Not only couldn’t we get into that room (friends argued, later, that we ought to have found refuge at the bottom of our stairs, as we were forced to do, given our unusable miklat, during the second Code Red), but we couldn’t access our water, canned goods, radio, batteries, and so forth, short of pitching our neighbors’ possessions out onto the street. My family does not arbitrarily act on shared or others’ goods.
Computer Cowboy, more of a peace maker/less of a zealot than me, addressed those fiends. They said they’d “think about” what to do. Last night, Wednesday, he confronted them again. This time, they sang ever so innocently about getting a good buy on furniture for their married children and needing somewhere other than our communal storage room in which to put it.
Communal storage room? That red herring sidetracked us, successfully, for half of an hour. A few calls to folks in our development revealed something never disclosed by either our lawyer or by our realtor; the space, off of our mirpesset (rooftop porch) in which we had been storing Passover dishes, the schach for our Sukkah and kindred other items IS the property of all of the apartments in our building, despite the fact that the other residents would have to traipse through our apartment to access it and despite the fact than in over six years (we rented another apartment for a while before we purchased our home) no one mentioned that they might want or could legally have access to do so.

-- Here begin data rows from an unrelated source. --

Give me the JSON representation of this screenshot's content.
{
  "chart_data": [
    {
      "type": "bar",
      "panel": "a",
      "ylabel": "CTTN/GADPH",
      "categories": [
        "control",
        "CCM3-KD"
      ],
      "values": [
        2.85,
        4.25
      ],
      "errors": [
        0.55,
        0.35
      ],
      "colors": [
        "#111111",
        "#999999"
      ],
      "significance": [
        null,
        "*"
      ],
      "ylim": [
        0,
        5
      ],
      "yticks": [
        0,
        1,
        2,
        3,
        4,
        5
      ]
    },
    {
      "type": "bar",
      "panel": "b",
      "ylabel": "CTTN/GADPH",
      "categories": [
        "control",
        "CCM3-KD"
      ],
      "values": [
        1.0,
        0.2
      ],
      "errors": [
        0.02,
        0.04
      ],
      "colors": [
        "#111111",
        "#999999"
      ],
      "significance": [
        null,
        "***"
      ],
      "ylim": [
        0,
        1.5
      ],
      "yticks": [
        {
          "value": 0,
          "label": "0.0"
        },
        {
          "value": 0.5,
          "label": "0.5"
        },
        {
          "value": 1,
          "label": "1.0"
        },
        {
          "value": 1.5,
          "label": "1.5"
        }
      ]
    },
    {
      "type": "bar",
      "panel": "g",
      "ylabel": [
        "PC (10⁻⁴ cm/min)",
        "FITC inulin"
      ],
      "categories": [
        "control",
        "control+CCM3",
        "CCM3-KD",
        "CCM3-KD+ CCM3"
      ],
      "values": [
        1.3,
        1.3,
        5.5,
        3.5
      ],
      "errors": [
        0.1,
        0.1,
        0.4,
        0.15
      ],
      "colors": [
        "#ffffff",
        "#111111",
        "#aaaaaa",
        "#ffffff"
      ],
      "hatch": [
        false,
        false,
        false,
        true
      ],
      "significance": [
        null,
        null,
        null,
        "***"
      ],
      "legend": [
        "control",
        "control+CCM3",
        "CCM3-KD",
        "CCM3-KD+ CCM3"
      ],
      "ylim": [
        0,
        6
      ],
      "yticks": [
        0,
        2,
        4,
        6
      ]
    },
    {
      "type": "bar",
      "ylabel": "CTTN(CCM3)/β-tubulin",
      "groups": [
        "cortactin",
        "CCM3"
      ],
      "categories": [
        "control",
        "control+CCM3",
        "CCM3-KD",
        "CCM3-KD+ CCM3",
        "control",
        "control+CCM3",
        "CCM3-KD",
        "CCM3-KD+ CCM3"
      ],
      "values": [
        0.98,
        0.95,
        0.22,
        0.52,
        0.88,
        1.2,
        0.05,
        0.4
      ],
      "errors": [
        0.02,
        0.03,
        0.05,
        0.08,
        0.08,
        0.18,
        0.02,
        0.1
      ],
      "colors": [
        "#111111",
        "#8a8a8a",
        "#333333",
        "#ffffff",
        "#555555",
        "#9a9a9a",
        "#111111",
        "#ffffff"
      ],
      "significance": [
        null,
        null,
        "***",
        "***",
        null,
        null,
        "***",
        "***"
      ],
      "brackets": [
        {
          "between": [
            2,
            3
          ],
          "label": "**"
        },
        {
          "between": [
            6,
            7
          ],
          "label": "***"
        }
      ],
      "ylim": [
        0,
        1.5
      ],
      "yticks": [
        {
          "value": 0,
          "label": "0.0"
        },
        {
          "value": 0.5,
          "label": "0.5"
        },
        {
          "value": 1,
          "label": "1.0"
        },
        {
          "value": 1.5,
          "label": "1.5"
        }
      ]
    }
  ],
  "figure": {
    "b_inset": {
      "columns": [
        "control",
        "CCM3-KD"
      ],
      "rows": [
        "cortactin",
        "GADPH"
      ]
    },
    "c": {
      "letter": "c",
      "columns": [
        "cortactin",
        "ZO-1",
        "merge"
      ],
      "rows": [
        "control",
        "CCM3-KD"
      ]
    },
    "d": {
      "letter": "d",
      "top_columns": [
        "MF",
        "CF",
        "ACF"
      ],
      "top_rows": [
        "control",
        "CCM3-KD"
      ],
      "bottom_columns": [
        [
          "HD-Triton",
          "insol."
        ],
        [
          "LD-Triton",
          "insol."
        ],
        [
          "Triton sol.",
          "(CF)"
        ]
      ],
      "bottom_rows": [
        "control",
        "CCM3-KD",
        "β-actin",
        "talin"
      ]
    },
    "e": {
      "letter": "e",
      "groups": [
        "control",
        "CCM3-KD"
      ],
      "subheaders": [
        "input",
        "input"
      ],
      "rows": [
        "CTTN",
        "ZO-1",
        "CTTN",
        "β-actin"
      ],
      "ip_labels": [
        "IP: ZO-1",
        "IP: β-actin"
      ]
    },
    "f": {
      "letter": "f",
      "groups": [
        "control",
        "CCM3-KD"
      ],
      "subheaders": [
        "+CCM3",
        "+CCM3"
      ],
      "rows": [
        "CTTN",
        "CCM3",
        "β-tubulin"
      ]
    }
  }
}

Disconcerting, but moot. The neighbors could not have fit a sofa, a sink or any other of the current rubbish blocking us from safety into a storage room whose door requires grown folks to fold themselves in half in order to gain access.
Today, Thursday, Computer Cowboy road the range; he went door to door at the municipality. The City of Jerusalem sent that man around and around until he finally landed at the Police Department. There, my husband was told that he needed to dial a certain number, tomorrow, or, since, most likely, that office would not be open on Friday opened, then next week, on Sunday. In the interim, we lack safe space and emergency supplies because of self-interested neighbors.
I’m guessing it would surprise no readers to learn I was sick to my stomach over this entire affair. I grasp that there are those people, our historic adversaries, who mean to endanger us, has v’shalom, life and limb. I can not integrate into my psyche, however, that fellow Jews would jeer at us for objecting that their acts are literally doing the same.